Soulcalibur IV received mostly positive reviews from media outlets. In 2014, six years after its initial release, it held an average Metacritic score of 85 for both its PlayStation 3 and Xbox 360 versions. The game was praised for its polished graphics, deep Character Creation mode, and long-awaited online play capability. Reviewers noted that the gameplay was accessible for newcomers and beginners while still offering plenty of depth and technicality for veterans and experienced players, including an abundance of single-player challenges in Tower of Lost Souls mode. The music was also praised, and Gaming Revolution summarized the game as "some of the best weapons-based fighting action in town".

Certain criticisms were directed towards the guest characters from the Star Wars franchise, with several critics maintaining that their presence felt unnatural and that Yoda and The Apprentice, in particular, were "broken" (a reference to a perceived imbalance in fighting games that gives some characters a vastly unfair advantage over others) and "absurd", respectively. Yoda's smaller size (and thus his immunity to grab attacks) was mentioned as one design issue. At the same time, Yoda's short range and low damage output were deemed problematic, making him both overpowered and underpowered simultaneously.
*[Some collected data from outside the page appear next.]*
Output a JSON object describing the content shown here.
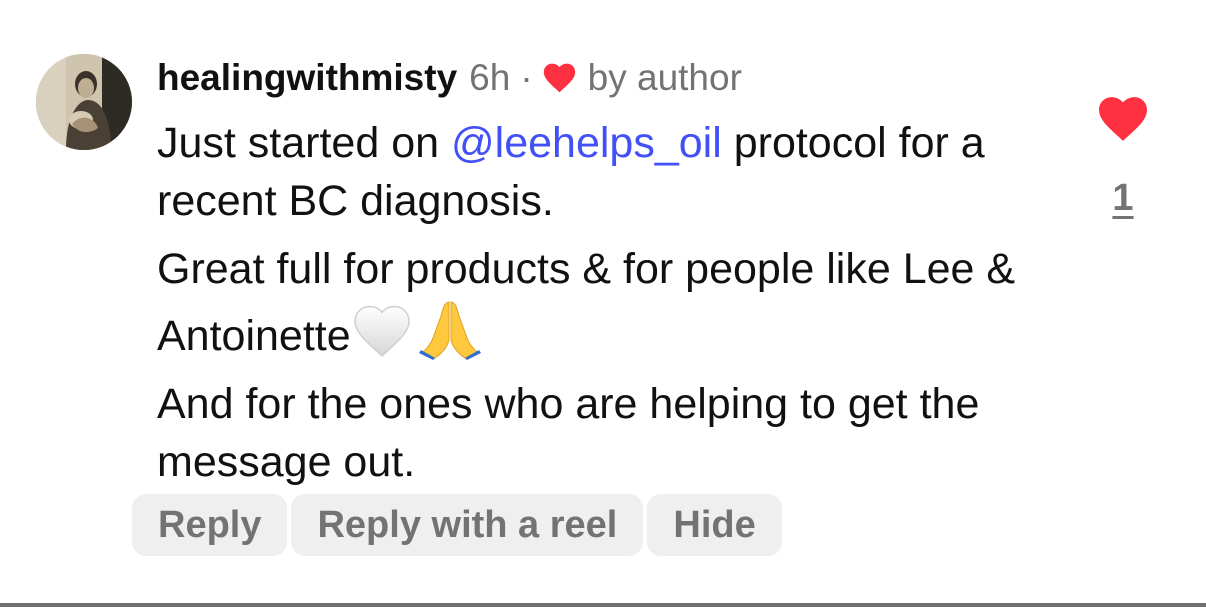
{
  "comment": {
    "username": "healingwithmisty",
    "time": "6h",
    "separator": "·",
    "liked_by_author_label": "by author",
    "avatar_icon": "profile-photo-icon",
    "paragraphs": {
      "p1_before": "Just started on ",
      "p1_mention": "@leehelps_oil",
      "p1_after": " protocol for a recent BC diagnosis.",
      "p2_text": "Great full for products & for people like Lee & Antoinette",
      "p2_emoji_1": "white-heart-icon",
      "p2_emoji_2": "folded-hands-icon",
      "p3_text": "And for the ones who are helping to get the message out."
    },
    "like_count": "1",
    "colors": {
      "heart_red": "#ff3040",
      "mention_blue": "#4150f7",
      "secondary_text": "#737373",
      "button_bg": "#efefef"
    }
  },
  "actions": {
    "reply": "Reply",
    "reply_with_reel": "Reply with a reel",
    "hide": "Hide"
  }
}
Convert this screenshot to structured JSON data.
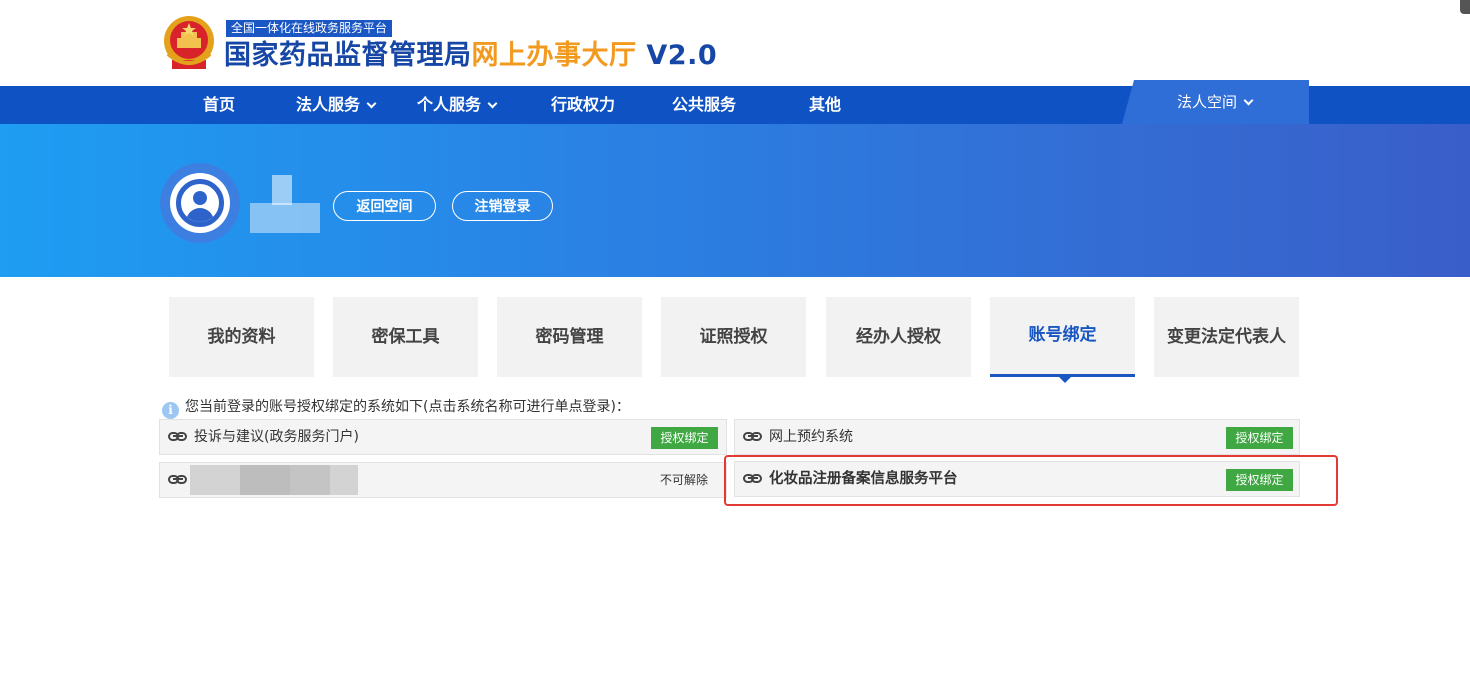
{
  "header": {
    "platform_tag": "全国一体化在线政务服务平台",
    "title_part1": "国家药品监督管理局",
    "title_part2": "网上办事大厅",
    "title_part3": " V2.0"
  },
  "nav": {
    "items": [
      {
        "label": "首页"
      },
      {
        "label": "法人服务"
      },
      {
        "label": "个人服务"
      },
      {
        "label": "行政权力"
      },
      {
        "label": "公共服务"
      },
      {
        "label": "其他"
      }
    ],
    "legal_space": "法人空间"
  },
  "banner": {
    "back_button": "返回空间",
    "logout_button": "注销登录"
  },
  "tabs": [
    {
      "label": "我的资料"
    },
    {
      "label": "密保工具"
    },
    {
      "label": "密码管理"
    },
    {
      "label": "证照授权"
    },
    {
      "label": "经办人授权"
    },
    {
      "label": "账号绑定",
      "active": true
    },
    {
      "label": "变更法定代表人"
    }
  ],
  "info": {
    "icon": "i",
    "text": "您当前登录的账号授权绑定的系统如下(点击系统名称可进行单点登录)："
  },
  "systems": [
    {
      "name": "投诉与建议(政务服务门户)",
      "action": "授权绑定"
    },
    {
      "name": "网上预约系统",
      "action": "授权绑定"
    },
    {
      "name": "",
      "status": "不可解除"
    },
    {
      "name": "化妆品注册备案信息服务平台",
      "action": "授权绑定"
    }
  ],
  "colors": {
    "nav": "#0f52c4",
    "accent": "#1856c2",
    "bind_button": "#3fa843",
    "highlight": "#e53935"
  }
}
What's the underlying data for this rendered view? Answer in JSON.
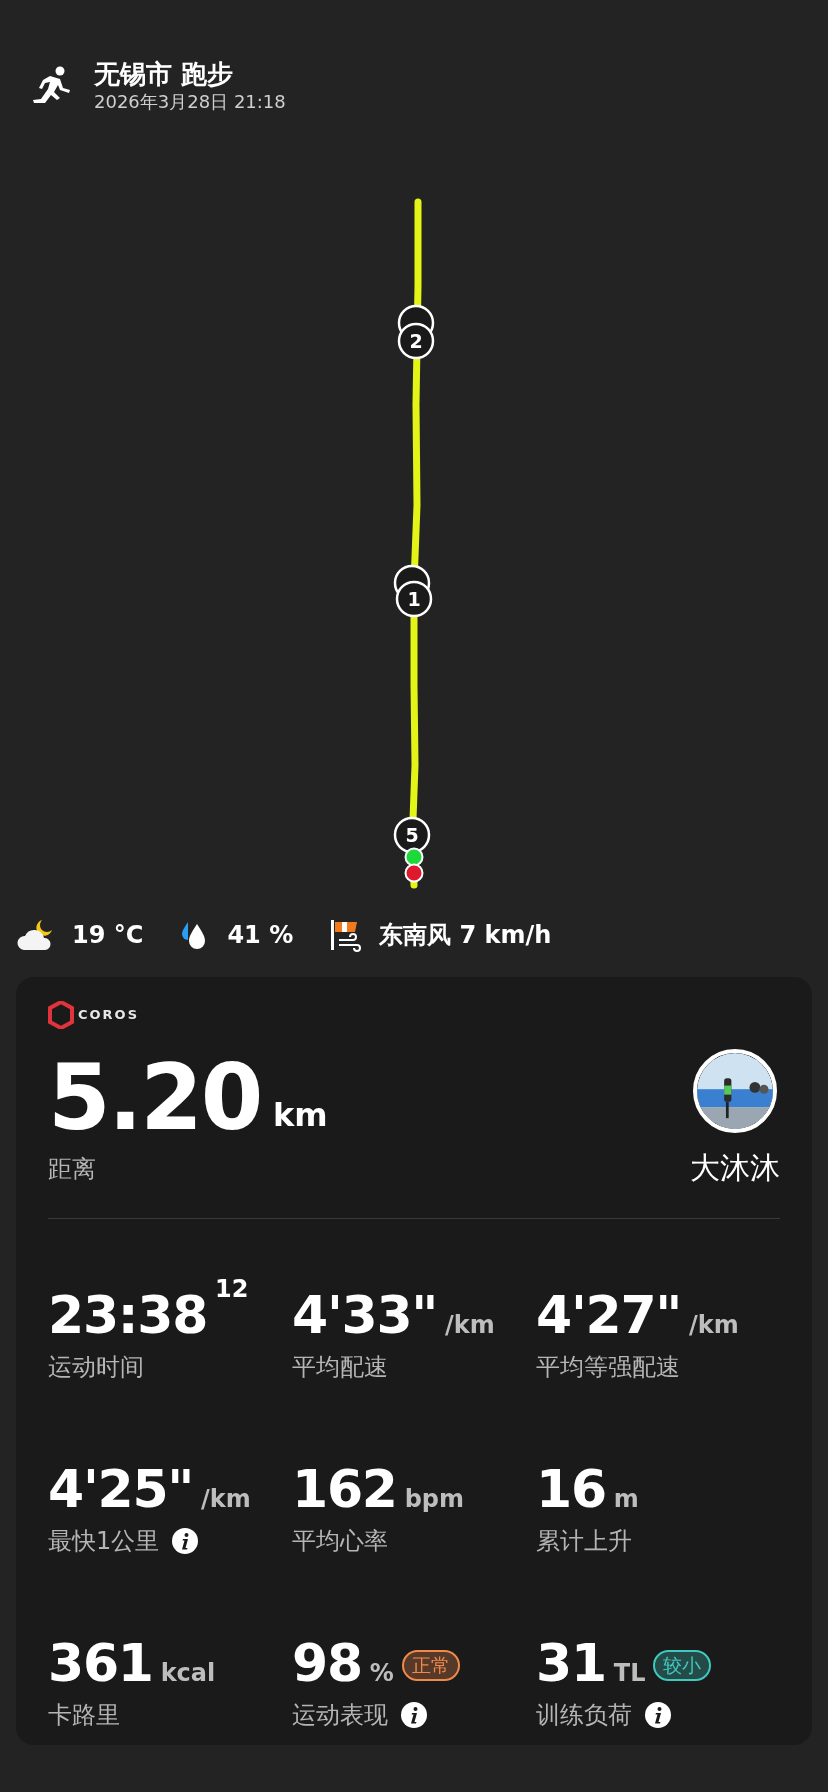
{
  "header": {
    "title": "无锡市 跑步",
    "datetime": "2026年3月28日 21:18"
  },
  "map": {
    "markers": [
      "2",
      "1",
      "5"
    ]
  },
  "weather": {
    "temperature": "19 °C",
    "humidity": "41 %",
    "wind": "东南风 7 km/h"
  },
  "card": {
    "brand": "COROS",
    "distance": {
      "value": "5.20",
      "unit": "km",
      "label": "距离"
    },
    "user": {
      "name": "大沐沐"
    },
    "stats": [
      {
        "value": "23:38",
        "unit": "12",
        "kind": "sup",
        "label": "运动时间",
        "info": false
      },
      {
        "value": "4'33\"",
        "unit": "/km",
        "kind": "unit",
        "label": "平均配速",
        "info": false
      },
      {
        "value": "4'27\"",
        "unit": "/km",
        "kind": "unit",
        "label": "平均等强配速",
        "info": false
      },
      {
        "value": "4'25\"",
        "unit": "/km",
        "kind": "unit",
        "label": "最快1公里",
        "info": true
      },
      {
        "value": "162",
        "unit": "bpm",
        "kind": "unit",
        "label": "平均心率",
        "info": false
      },
      {
        "value": "16",
        "unit": "m",
        "kind": "unit",
        "label": "累计上升",
        "info": false
      },
      {
        "value": "361",
        "unit": "kcal",
        "kind": "unit",
        "label": "卡路里",
        "info": false
      },
      {
        "value": "98",
        "unit": "%",
        "kind": "unit",
        "label": "运动表现",
        "info": true,
        "badge": {
          "text": "正常",
          "color": "#f08a4b"
        }
      },
      {
        "value": "31",
        "unit": "TL",
        "kind": "unit",
        "label": "训练负荷",
        "info": true,
        "badge": {
          "text": "较小",
          "color": "#3fc9c0"
        }
      }
    ]
  }
}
Soulcalibur IV topped the UK sales charts for several weeks on both the PS3 and Xbox 360. As of March 31, 2009, the game had sold 2.3 million copies worldwide.

Aggregate scores
| Aggregator | Score |
|---|---|
| GameRankings | 84.59% |
| Metacritic | 85/100 |

Review scores
| Publication | Score |
|---|---|
| 1Up.com | A |
| Electronic Gaming Monthly | 88.3% |
| GameRevolution | 83% |
| GameSpot | 8.5/10 |
| GameSpy | 4.5/5 |
| IGN | 8.7/10 |
| PlayStation Official Magazine – UK | 10/10 |
| X-Play | 4/5 |

Award
| Publication | Award |
|---|---|
| Spike Video Game Awards | Fighting Game of the Year |

=== Awards and accolades ===
- IGN Best of 2008: Best Xbox 360 Fighting Game
- Spike TV Video Game Awards: Best Fighting Game
- IGNs Top 20 Most Popular Xbox 360 Games of 2008: 17th
- Virgin Media's Top 20 Beat 'Em-Ups of All Time (2009): sixth

During the 12th Annual Interactive Achievement Awards, the Academy of Interactive Arts & Sciences nominated Soulcalibur IV for the "Fighting Game of the Year". In 2010, the game was included as one of the titles in the book 1001 Video Games You Must Play Before You Die.

== Sequel ==
Project Soul (the development team of the Soul series) had always suggested that Soulcalibur IV would be their final installment, as there were rumors that the team had disbanded. However, Katsuhiro Harada (producer of the Tekken series) indicated that he would seriously consider a sequel if there was sufficient interest. He informed fans that he was open to opinions and requests via Twitter, asking that messages be short and simple due to his limited English skills. While the possibility of a sequel appeared stronger than ever, Namco had not made any statements to confirm their commitment to the project. Fans were encouraged to continue showing support and interest to help secure the development of Soulcalibur V. On May 11, 2011, Namco Bandai officially announced the new game, which was released for the Xbox 360 and PlayStation 3 on January 31, 2012.